Two years in the making, the book includes stories relayed by veterans during about 20 interviews. Domagalski, 43, spent two years writing and researching the book through looking at historic records from World War II, many of which he found at the National Archives in Washington, D.C.
In some cases, he relied on the journals of late veterans and pieced all of the information together like a puzzle.
“It was one of those stories that had slipped away into history,” Domagalski said.
“We’re losing World War II veterans daily,” he said. “These are people who have stories to tell, but they’re slowly slipping away. ... In many cases, these are stories they never really told before. They rose to the occasion. They fought the war, and they came back and went on with their lives.
“In many cases, they never really told their families or friends what really happened.”
Domagalski’s fascination with history began as a child while building model ships and reading books about World War II.

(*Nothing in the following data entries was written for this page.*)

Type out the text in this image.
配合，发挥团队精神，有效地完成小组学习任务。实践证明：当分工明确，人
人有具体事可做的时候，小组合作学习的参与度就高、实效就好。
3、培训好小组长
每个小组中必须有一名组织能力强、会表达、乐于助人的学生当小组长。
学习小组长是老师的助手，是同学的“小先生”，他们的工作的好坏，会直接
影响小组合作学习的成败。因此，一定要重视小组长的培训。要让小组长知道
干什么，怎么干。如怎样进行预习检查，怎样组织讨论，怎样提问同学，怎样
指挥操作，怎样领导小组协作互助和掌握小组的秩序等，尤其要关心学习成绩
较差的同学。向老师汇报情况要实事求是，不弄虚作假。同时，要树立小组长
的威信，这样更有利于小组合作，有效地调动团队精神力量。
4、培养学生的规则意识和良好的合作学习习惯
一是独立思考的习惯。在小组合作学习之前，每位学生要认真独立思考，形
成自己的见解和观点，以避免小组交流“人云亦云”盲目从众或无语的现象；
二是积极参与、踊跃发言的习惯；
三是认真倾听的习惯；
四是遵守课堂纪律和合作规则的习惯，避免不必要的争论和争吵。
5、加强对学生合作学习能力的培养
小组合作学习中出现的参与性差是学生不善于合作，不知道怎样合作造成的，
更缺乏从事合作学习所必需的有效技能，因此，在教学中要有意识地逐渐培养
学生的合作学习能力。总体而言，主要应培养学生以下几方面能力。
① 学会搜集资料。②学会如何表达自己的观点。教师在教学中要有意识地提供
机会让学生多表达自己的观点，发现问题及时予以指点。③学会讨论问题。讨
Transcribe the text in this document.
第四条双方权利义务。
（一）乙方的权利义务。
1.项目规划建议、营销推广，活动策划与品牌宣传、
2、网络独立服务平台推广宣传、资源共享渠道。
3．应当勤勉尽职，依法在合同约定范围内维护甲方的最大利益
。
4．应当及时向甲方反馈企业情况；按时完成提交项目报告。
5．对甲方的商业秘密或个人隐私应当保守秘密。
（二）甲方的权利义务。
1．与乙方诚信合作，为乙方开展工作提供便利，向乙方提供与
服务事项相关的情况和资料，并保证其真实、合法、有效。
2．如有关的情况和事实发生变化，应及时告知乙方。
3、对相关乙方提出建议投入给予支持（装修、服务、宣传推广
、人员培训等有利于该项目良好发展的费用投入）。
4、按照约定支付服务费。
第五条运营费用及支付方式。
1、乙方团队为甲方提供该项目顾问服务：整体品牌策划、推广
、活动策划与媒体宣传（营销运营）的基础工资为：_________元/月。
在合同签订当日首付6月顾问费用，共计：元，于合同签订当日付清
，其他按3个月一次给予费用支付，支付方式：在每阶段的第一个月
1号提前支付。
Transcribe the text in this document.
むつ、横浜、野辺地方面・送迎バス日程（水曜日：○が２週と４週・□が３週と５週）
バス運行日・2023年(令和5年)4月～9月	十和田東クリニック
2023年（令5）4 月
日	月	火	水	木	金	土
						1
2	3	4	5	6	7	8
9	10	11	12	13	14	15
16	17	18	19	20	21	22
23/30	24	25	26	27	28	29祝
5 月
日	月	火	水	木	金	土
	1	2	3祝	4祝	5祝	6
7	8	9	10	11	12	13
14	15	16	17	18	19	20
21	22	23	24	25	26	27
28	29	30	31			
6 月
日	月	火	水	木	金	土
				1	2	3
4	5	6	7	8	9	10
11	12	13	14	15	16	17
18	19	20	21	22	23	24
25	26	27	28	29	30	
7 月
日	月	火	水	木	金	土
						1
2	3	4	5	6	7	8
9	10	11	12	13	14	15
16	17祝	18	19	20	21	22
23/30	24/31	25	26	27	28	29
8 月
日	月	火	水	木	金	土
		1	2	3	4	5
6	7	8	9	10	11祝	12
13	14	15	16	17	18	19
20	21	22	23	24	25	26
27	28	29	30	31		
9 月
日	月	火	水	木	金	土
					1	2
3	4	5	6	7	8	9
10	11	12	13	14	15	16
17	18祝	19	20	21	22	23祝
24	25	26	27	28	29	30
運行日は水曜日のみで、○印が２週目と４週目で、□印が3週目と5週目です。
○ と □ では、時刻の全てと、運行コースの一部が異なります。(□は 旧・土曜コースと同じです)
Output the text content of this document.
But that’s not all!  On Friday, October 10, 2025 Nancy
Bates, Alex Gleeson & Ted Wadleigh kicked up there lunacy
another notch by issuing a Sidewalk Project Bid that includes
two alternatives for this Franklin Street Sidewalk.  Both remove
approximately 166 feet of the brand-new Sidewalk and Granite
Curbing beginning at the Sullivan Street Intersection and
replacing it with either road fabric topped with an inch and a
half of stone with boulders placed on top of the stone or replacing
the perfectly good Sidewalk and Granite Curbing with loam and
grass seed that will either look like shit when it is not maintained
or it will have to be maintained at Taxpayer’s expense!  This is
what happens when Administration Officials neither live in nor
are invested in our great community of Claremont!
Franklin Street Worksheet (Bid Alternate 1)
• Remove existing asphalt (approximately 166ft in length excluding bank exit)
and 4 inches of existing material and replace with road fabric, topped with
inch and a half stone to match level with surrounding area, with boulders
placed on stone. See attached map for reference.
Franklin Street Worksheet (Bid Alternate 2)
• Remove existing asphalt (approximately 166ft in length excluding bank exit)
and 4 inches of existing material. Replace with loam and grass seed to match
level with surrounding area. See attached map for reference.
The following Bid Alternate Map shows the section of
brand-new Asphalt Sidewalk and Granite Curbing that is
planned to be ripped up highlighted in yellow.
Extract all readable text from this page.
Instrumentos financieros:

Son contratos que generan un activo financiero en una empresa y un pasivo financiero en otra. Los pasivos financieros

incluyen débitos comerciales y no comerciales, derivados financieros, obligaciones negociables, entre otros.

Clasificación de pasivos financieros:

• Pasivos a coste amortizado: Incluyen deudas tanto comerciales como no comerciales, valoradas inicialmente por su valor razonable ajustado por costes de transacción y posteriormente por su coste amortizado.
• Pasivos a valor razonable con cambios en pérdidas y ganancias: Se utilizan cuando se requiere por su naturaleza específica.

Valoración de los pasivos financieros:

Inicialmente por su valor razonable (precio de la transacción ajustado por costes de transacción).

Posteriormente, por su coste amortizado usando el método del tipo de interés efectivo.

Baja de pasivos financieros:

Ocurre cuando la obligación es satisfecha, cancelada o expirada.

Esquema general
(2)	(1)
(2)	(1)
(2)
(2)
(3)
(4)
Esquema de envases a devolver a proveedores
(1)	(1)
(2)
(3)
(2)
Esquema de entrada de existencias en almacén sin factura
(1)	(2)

His first book, released in 2010, “Lost at Guadalcanal: The Final Battles of the Astoria and Chicago as Described by Survivors and in Official Reports,” follows two American warships through one of the U.S. Navy’s greatest naval defeats.
“I don’t know what it is that attracted me to World War II,” he said. “My interest always took me to the nautical side of things.”
His second novel describes the sinking of the warship the USS Helena in the South Pacific in 1943. Some of the Helena men were saved that night. But about 200 sailors who survived the sinking were missed during the rescue mission, Domagalski said.
They spent two and a half days lost at sea before 165 of them made it to a Japanese island behind the front line, he said. They hid out on the island for about a week before they were saved, Domagalski said.
“It’s one of those forgotten stories from World War II,” he said.
“Now that these folks are in the twilight of their lives, I’ve found they want their stories to be heard,” he said. “I’ve found it very rewarding to talk to these folks.”